After a flurry of activity surrounding our site launch and the election, we thought this would be an appropriate time to take a step back and revisit what we are trying to accomplish with PunditTracker.
The way we see it, we have two overarching goals: deflating inflated pundit reputations and surfacing the good pundits.
(1) Deflating inflated pundit reputations
Few would dispute the notion that there is an accountability gap in the world of punditry. Simply put, the incentives in the industry are all wrong, which results in hits (correct predictions) being reported far more frequently than misses (incorrect predictions).
Let’s assume the role of each industry participant to illustrate why this is the case:
- Pundit: When wrong, keep quiet. When right, self-promote: write a book, go on the speaking circuit, etc. Easy, no?

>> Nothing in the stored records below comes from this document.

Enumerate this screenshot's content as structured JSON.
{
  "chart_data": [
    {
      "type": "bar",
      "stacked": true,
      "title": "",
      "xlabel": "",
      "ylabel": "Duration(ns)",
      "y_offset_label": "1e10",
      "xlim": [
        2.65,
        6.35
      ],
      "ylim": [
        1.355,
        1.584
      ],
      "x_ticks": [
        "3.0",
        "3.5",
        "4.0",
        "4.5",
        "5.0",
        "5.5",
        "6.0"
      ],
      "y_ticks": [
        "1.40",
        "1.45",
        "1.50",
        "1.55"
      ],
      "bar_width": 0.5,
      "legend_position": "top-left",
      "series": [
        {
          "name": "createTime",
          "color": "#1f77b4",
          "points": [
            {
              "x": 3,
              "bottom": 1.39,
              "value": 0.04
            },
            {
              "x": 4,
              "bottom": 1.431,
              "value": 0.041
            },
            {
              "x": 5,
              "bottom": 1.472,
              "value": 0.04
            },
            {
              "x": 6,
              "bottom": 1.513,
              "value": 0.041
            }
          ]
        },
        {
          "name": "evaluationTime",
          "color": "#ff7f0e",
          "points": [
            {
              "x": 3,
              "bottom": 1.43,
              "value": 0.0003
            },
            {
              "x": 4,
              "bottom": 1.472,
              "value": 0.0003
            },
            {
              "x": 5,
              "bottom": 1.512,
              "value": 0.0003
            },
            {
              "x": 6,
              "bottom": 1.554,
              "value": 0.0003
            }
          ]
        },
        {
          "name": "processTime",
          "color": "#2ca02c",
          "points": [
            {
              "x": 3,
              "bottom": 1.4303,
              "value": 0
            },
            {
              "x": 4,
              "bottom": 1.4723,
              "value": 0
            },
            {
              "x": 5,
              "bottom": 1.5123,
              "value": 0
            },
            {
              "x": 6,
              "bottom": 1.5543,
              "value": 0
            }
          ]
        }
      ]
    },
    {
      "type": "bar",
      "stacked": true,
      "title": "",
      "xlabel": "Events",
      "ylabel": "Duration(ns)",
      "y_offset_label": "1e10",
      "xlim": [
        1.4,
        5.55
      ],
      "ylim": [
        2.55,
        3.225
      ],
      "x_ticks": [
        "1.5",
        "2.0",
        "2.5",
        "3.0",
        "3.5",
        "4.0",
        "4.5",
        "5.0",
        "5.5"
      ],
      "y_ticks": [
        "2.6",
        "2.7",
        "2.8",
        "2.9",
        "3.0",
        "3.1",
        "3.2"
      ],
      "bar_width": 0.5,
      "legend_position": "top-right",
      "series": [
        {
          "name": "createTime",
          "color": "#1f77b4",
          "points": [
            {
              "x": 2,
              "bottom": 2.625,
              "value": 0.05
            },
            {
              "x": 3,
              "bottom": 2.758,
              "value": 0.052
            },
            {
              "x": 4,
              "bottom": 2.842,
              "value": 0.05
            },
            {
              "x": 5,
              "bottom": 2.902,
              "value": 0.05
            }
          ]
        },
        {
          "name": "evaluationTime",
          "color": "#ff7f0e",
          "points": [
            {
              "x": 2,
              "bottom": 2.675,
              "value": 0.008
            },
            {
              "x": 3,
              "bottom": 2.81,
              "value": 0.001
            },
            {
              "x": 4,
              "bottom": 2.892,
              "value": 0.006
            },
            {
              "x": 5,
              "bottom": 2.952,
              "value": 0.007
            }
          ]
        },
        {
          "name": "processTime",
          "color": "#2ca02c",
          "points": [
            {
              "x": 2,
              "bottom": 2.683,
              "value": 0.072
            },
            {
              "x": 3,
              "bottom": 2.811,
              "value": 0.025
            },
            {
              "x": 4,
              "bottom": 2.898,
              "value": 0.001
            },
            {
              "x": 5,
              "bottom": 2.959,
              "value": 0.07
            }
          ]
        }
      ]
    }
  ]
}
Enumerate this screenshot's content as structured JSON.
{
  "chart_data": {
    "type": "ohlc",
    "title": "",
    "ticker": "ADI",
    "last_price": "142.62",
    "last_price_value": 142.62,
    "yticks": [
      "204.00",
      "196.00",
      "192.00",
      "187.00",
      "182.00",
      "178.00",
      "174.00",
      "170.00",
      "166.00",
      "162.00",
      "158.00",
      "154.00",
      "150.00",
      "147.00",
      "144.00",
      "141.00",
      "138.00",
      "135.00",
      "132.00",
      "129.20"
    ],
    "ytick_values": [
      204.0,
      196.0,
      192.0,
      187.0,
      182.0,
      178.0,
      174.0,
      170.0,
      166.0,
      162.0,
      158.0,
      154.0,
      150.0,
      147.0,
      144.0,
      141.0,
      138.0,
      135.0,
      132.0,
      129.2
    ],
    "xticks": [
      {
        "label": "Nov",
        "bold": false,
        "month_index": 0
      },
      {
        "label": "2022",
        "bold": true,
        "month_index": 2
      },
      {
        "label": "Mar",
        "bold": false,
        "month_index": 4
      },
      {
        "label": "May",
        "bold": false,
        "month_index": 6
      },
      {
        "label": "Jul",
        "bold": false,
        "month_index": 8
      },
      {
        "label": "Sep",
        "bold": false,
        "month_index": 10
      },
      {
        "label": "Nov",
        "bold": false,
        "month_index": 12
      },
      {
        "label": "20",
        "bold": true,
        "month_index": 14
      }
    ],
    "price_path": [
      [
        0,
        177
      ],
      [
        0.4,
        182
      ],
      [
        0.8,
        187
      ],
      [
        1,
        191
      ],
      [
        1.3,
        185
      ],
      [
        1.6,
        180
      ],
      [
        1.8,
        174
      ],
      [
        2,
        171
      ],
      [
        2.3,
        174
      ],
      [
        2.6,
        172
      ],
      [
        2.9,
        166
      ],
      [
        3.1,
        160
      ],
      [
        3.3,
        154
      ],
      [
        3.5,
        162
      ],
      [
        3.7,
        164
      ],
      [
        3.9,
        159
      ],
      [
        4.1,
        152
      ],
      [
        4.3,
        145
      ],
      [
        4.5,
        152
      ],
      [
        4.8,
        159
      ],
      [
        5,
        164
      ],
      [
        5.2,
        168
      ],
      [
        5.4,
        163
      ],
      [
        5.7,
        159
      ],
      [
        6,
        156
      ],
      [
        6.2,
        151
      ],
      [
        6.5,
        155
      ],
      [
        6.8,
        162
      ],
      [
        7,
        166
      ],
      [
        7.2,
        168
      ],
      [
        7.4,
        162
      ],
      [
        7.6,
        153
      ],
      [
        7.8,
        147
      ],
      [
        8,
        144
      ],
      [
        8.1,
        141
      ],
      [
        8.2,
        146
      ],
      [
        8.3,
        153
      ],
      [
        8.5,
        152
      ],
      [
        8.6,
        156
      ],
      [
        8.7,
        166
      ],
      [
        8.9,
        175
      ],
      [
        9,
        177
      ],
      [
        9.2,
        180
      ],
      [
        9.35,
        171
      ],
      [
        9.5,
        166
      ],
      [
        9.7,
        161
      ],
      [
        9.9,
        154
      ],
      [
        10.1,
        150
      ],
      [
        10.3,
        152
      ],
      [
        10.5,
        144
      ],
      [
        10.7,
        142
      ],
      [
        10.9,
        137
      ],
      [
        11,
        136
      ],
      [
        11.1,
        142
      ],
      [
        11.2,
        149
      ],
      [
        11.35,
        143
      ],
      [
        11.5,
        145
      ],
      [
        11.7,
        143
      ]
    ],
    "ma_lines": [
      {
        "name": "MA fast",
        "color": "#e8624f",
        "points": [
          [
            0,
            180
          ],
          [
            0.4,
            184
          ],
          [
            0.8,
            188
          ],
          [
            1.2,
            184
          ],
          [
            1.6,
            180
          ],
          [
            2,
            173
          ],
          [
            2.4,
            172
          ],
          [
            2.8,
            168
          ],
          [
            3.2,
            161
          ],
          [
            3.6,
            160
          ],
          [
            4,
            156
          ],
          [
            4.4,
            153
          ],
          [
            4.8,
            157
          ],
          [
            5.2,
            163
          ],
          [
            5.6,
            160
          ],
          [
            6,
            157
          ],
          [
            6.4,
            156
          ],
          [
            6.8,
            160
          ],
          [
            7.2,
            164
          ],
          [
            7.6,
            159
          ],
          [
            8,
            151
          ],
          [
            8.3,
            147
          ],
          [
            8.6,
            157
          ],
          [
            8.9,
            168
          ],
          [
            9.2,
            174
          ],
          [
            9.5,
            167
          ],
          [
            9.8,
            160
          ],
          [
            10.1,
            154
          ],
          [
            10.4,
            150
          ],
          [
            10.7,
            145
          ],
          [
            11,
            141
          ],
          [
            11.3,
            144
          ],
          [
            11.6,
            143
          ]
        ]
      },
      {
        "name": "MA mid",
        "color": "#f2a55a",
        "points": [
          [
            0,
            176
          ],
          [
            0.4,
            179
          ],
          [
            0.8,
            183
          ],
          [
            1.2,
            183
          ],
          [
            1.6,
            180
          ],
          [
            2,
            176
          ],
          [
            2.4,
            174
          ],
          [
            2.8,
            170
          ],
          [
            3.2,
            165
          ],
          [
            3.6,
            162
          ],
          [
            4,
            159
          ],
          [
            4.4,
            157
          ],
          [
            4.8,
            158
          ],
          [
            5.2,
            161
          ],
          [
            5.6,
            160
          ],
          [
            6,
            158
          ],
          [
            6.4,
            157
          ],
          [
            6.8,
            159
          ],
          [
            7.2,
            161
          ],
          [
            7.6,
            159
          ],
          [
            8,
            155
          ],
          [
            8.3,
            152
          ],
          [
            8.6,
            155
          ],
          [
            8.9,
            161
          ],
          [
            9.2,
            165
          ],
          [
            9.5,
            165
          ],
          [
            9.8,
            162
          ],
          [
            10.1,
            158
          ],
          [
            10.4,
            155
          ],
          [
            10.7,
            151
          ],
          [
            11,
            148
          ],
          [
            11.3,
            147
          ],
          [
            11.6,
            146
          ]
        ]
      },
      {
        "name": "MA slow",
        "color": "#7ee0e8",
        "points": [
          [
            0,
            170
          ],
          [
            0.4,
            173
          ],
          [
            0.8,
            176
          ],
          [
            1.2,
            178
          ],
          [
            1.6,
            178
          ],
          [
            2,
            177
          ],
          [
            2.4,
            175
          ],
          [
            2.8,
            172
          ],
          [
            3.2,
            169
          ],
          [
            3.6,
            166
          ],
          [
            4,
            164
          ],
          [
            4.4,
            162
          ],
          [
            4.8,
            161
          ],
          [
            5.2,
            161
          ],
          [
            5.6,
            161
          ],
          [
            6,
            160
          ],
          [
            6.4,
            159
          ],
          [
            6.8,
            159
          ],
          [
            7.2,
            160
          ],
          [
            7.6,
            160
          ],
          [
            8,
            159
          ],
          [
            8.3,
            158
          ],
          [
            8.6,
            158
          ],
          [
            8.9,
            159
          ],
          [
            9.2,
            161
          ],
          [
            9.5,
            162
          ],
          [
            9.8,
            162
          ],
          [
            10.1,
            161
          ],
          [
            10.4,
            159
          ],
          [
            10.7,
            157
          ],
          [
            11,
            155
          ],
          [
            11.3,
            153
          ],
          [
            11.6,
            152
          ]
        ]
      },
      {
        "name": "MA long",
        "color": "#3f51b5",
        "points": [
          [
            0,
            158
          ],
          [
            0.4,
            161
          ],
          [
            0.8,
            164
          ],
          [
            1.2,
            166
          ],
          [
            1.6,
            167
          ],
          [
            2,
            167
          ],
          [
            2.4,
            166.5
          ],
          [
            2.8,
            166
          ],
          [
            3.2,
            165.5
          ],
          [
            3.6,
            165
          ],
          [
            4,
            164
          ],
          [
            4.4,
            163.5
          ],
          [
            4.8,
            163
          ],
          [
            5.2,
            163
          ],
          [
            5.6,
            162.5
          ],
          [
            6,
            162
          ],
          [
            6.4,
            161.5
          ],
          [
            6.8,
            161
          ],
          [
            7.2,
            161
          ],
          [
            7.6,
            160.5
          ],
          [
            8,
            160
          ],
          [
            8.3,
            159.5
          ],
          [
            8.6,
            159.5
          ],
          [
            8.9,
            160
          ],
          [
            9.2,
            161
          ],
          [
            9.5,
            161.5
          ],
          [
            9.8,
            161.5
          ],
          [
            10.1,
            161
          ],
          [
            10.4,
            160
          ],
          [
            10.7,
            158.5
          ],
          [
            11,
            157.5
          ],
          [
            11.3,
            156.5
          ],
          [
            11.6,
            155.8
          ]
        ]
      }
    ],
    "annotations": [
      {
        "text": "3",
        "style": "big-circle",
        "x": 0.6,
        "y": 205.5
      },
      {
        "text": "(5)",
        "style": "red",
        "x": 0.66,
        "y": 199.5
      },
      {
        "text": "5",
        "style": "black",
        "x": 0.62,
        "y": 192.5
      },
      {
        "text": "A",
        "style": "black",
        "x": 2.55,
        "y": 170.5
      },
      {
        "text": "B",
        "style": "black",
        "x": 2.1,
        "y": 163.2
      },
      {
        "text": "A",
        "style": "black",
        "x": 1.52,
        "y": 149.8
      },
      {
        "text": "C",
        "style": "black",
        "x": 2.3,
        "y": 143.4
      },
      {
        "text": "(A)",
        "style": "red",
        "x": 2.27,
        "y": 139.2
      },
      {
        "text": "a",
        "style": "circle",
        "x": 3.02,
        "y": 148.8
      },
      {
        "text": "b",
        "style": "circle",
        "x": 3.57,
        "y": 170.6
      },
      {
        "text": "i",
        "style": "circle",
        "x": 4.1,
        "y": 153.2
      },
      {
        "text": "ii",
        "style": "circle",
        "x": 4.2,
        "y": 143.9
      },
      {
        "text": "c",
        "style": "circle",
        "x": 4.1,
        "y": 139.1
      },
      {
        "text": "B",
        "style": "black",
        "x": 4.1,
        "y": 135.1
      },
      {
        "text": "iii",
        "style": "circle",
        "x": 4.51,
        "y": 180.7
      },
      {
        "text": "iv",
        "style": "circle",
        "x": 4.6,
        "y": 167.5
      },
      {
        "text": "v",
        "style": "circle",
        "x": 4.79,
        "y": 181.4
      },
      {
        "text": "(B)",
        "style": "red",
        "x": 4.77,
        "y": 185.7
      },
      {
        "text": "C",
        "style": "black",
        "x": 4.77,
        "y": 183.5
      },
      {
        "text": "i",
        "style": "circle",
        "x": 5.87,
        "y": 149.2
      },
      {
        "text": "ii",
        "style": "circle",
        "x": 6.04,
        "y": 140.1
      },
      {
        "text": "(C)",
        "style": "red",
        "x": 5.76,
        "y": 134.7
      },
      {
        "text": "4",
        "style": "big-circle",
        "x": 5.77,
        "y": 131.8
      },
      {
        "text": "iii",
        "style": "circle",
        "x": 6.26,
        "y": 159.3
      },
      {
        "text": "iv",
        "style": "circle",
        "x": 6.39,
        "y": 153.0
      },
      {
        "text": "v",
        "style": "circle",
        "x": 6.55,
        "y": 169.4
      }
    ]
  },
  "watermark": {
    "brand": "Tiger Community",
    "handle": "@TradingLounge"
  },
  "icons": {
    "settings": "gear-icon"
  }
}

- Media: Pundit comes on your program and makes a bold prediction that turns out laughably wrong. What should you do? If you point out that fact, you indirectly discredit yourself. Instead, introduce the pundit again as an “expert”, with no reference to the wrong call. Moreover, consider how news is generated. Some event happens, which triggers you to sift through history to see who got it right. The flip side does not hold: there is no corresponding consideration for things that didn’t happen and a search for those that got it wrong saying it would.
- Us: Not only are we force-fed a skewed sample of prediction outcomes, but we are also psychologically wired to remember hits more than misses. As we discussed in a previous post, unusual information has an outsized grip on our memory. Bold calls are typically incorrect, so we quickly forget those. Meanwhile, bold calls that turn out right are unusual and therefore stick in our mind. And because we tend to confuse ease of recall with frequency, we develop a warped sense of the pundit’s batting average.
All these factors have given rise to what we call the pundit playbook. Pundits are entirely incentivized to churn out a bunch of bold predictions, knowing that there is plenty of upside if they get one right and no downside if they get them all wrong. Ever wonder how One-Hit Wonders and Broken Clocks are able to sell books about their new predictions despite pathetic track records?
PunditTracker aims to fix this moral hazard by playing the role of public scorekeeper. There are two notable twists in how we score predictions. Our first twist is to incorporate boldness in addition to accuracy. The typical “hit rate” or “batting average” approach (# of correct calls divided by # of total calls) assumes all predictions are equal, which is decidedly not the case. The daily prediction “the sun will rise tomorrow” would (hopefully) yield a perfect hit rate, after all. We instead use a “$1 Yield” metric, which measures the average payout had you bet $1 on each of the pundit’s predictions, based on consensus odds at the time (odds are driven by user votes). A yield of exactly $1.00, for instance, means the pundit’s predictions were no better or worse than the consensus view at the time.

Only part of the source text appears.